我希望能够通过调用函数并传入要创建新文件夹的位置动态创建新文件夹。。文件夹的名称以及文件系统Dict。大概是这样的：

createFolder: String -> FileSystem -> FolderName -> FileSystem
createFolder "parent1/child3/sub-child_of_child3" fileSystem "DynamicallyCreated"

因为无法预先知道

文件系统Dict

是什么样子，而且因为这是elm（

no for loops

）-我认为唯一的方法是使用递归

代码：

createFolder location fileSystem newFolderName=
    let 
        locationAsArray = String.split "/" location
    in
                     // first find the dict value. (that is the value of 'sub-child_of_child3' key, inside 'child3' Dict.)

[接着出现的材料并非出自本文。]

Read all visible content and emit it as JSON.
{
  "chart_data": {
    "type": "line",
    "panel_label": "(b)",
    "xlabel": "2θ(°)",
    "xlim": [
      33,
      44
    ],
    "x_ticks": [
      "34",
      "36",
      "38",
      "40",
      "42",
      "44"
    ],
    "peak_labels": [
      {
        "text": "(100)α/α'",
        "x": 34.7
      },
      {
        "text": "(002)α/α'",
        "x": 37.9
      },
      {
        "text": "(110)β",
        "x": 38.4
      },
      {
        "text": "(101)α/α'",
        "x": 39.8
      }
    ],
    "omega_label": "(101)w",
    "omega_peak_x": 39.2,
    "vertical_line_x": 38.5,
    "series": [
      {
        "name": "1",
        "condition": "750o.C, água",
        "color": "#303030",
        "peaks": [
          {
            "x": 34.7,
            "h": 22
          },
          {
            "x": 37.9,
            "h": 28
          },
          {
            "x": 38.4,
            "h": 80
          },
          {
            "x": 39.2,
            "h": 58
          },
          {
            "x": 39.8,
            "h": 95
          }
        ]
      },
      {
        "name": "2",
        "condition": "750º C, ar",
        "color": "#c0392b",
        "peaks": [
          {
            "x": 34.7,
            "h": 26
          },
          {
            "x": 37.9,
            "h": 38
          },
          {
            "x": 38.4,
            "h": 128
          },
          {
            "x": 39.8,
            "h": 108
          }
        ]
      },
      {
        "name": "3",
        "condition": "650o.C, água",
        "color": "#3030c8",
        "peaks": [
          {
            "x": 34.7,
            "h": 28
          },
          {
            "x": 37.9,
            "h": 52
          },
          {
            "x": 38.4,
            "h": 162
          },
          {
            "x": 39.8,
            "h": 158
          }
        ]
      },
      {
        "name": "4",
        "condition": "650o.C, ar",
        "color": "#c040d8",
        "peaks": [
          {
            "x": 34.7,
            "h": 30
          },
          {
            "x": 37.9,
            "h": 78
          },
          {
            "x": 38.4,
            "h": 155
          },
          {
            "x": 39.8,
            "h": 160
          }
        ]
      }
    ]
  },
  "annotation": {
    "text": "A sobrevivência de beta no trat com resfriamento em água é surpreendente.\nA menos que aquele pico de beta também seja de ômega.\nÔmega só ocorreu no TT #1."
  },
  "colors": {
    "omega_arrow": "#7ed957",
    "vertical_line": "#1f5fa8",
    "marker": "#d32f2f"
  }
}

        findDictValueBasedOnLocation locationAsArray fileSystem

                     // then update the 'sub-child_of_child3' by inserting the newFolder. 
            |> (\ x -> { x | childFolders = Dict.insert newFolderName Folder { folderName = newFolderName, childFolders = Dict.empty } x.childFolders

                     // but how to reconsturct the child3, partent1 and finally the fileSystem now? Because this function it's supose to return a new fileSystem that contains the newly created folder. 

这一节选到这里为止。